Use colour to guide healthy eating
Turns out Popeye was right. Spinach is good for you. Its dark green colour is a clue that disease-fighting antioxidants are present. Dr. David Heber, director of the UCLA Center for Human Nutrition, says colour intensity is a useful guide to antioxidant content.
He says picking foods from different colour categories is a good guide to healthy eating.
- Orange: carrots, mangoes, apricots, cantaloupes, squash, sweet potatoes
- Orange-yellow: orange juice, tangerines, peaches, papayas, nectarines
- Yellow: turnip, corn, melon, yellow-flesh potatoes
- Green: avocados, spinach, peas, collard greens, broccoli, Brussels sprouts, cabbage, bok choi, kale
- White-green: garlic, onions, celery, endive, chives
All the foods listed are high antioxidant foods.
What are antioxidants?
So what exactly, are antioxidants? Think of a sort of galactic war occurring in your arteries. Free radicals, which damage cells and cause oxidation (think of rust), disease and aging are the invaders.
Antioxidants are our bodies’ defenders, destroying the free radicals while booing the good HDL cholesterol and reducing the bad LDL cholesterol.
How often should we replenish the body’s supply? Because antioxidants are quickly absorbed, we should be spacing our fruit, vegetable and grain consumption throughout the day.
Protection against cancer
Heber says the dozen-a-day regimen can provide 70 per cent protection against cancer. It can also deliver a serious blow to what he calls “the epidemic of obesity”-the trend toward obesity leading, in turn, to an alarming increase in diabetes in North America.

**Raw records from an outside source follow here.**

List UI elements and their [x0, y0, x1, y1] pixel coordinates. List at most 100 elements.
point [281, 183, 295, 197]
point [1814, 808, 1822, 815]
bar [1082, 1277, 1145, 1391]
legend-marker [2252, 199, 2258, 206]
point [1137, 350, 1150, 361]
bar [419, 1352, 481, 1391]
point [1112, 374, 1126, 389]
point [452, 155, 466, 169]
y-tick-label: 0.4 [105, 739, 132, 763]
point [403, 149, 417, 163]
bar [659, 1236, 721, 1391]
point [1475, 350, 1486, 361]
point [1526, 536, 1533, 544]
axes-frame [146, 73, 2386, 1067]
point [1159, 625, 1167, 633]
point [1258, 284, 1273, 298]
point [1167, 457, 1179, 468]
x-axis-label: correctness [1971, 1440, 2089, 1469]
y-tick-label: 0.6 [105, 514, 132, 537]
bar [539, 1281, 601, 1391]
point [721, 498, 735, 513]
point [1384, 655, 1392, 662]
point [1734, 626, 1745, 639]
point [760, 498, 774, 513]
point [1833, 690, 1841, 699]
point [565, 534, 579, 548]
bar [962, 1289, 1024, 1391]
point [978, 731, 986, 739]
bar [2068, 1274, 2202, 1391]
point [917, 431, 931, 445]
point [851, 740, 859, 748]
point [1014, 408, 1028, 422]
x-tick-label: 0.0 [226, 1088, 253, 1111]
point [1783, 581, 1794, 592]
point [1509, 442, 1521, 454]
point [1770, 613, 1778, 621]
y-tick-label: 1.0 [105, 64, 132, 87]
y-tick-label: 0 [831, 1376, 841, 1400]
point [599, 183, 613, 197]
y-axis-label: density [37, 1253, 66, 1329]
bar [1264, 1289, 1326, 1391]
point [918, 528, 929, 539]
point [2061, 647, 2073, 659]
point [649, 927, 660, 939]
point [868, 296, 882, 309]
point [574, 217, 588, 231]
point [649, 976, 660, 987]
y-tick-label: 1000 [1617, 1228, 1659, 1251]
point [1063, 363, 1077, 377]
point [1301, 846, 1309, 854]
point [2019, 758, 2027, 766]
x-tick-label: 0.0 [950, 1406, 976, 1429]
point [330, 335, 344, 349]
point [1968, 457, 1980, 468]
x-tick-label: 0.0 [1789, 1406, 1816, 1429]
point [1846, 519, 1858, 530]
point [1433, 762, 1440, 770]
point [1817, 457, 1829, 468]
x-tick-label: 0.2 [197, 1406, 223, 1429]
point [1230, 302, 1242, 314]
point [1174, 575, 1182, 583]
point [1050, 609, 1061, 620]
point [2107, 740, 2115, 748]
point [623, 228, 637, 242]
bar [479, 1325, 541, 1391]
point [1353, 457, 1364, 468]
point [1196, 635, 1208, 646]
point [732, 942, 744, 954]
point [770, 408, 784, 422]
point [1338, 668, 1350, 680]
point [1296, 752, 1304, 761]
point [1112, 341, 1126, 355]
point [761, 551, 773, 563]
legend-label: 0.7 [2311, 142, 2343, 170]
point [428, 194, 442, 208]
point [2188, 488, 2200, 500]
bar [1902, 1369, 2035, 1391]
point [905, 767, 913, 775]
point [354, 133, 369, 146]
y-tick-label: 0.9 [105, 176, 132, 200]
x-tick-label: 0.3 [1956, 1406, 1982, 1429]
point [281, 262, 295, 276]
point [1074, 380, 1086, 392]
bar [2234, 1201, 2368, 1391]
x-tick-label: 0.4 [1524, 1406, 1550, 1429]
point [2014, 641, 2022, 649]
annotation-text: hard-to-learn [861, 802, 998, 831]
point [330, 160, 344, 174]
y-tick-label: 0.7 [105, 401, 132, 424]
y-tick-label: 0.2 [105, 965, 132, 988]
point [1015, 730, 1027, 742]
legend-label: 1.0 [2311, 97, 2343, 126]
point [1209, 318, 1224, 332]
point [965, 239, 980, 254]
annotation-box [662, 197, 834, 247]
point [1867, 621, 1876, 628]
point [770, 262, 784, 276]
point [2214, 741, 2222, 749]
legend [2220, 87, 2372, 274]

However, considering the apparently unstoppable invasion of doughnut shops and hamburger joints, is it realistic to believe Canadians will turn on to carrots and green tea? The figures (numerical and physical) are not encouraging.
Next page: French fries, iceberg lettuce
French fries, iceberg lettuce
Statistics Canada lists bananas, apples, melons and oranges as our most popular fruits. Potatoes, lettuce and carrots are listed as our most popular vegetables, but there’s no specifics about how we eat them.
Americans have gone into greater detail and discovered that increasing potato consumption in their country is in the form of fat-saturated French fries and that iceberg lettuce, which contains water and some fibre but little in the way of important phytonutrients, is still the salad green of choice.
It’s fair to assume super-sized fries and iceberg lettuce figure large in Canadian diets, too.
Heber says it’s clear more fruits and vegetables are needed for improved health. In fact, he says if an apple a day keeps the doctor away, think about the possibilities with a dozen fruits and vegetables a day!